Courtney, 22, said: “The main barrier is obviously getting consumers to accept the idea of eating insects. Before I began this work I didn’t even like to touch them, but I don’t have any problem with eating them now and it is a practice which is growing in popularity every day.

“People think nothing about eating prawns and shrimps but they have a different reaction to grasshoppers and crickets. However, the more you read about the health benefits, the less bothered you become. You can do anything with insects; sweet and sour grasshopper, mealworm macaroni, lime and ginger locusts or cricket cookies.”

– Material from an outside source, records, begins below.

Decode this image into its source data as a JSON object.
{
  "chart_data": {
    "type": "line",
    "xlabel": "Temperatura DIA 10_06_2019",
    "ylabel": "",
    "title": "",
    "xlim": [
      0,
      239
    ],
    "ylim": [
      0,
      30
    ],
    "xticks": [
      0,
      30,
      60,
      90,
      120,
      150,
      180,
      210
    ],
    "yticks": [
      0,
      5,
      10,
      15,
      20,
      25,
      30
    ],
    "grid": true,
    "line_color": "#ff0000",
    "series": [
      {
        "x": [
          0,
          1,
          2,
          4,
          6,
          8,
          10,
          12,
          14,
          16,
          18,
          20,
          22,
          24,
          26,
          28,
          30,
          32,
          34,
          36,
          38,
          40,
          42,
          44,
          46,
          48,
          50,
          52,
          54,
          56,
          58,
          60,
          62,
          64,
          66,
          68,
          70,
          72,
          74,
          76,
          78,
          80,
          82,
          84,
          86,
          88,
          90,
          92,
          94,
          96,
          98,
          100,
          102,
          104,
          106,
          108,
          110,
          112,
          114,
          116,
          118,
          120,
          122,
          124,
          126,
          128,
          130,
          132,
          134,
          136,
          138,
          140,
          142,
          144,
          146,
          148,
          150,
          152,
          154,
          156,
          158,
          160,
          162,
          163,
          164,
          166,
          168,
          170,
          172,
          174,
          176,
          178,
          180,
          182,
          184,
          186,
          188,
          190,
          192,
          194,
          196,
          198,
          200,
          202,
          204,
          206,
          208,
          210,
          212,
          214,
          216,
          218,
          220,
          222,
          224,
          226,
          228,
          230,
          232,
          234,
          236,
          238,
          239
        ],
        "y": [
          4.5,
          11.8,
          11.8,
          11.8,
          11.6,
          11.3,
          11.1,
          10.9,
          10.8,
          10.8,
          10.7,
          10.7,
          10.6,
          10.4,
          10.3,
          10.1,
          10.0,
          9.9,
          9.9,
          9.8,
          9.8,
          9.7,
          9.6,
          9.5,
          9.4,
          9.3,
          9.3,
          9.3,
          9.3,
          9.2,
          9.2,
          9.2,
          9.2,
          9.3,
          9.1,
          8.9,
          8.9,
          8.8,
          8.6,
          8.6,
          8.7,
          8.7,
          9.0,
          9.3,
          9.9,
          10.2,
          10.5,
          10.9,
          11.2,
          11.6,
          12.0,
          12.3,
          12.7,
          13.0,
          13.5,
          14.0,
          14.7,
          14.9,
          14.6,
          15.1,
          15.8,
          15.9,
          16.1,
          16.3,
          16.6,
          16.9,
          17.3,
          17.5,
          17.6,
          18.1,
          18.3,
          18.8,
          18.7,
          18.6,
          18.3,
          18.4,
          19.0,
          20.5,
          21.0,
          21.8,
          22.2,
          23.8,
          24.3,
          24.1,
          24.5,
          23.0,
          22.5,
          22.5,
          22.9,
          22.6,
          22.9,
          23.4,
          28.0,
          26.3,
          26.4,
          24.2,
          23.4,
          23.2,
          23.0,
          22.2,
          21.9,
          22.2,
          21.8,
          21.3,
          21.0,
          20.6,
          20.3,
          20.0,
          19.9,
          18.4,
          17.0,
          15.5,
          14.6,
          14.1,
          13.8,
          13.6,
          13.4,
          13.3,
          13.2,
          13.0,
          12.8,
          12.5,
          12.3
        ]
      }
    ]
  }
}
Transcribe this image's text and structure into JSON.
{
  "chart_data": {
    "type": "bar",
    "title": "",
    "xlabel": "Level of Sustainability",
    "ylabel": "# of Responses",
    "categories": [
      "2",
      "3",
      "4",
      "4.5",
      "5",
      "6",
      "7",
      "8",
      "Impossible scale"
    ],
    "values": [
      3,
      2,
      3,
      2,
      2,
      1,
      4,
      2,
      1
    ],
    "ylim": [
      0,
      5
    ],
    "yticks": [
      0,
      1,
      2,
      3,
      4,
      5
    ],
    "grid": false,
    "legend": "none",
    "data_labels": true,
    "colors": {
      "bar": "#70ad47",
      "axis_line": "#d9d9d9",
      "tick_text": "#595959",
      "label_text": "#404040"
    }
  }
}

Courtney carried out research which found most people WOULD consider eating insects. However, many did find the look offputting, even those who enjoyed lobster or prawns. The taste and texture of the initial bite often came as a pleasant surprise, and she decided there would be interest in a ‘starter kit’ which allowed people to experiment with entomophagy.

The plastic Entopod inludes a grinder to create insect flour to bake into recipes or add to shakes, and detachable containers to heat food in the oven, microwave or on the hob. Insect fondue is also a possibility with the addition of a candle underneath the leg stand, and the reverse ends of the eating utensils used as skewers. Insect snacks can also be stored in the detachable containers, perfect for a lunch on the go or as part of a high-protein diet.

Courtney, from Berwick-upon-Tweed, added: “A lot of people are now supplying dried insects but in the course of my research I have not seen any other products which help in preparing them to eat. I am now at the stage of tweaking design components, and although the prototype is white I am also working on bright neon and anodised colours resembling the natural colouring of insects.  After the degree show, I will be taking it down to the New Designers show in London in July.”

More than 300 new and emerging designers, musicians, photographers, film makers, art directors, advertising directors, journalists, creative writers, publishers, television programme makers and actors will exhibit over the course of the Degree Show in and around the university’s Merchiston campus, which is open to the public from May 22-31.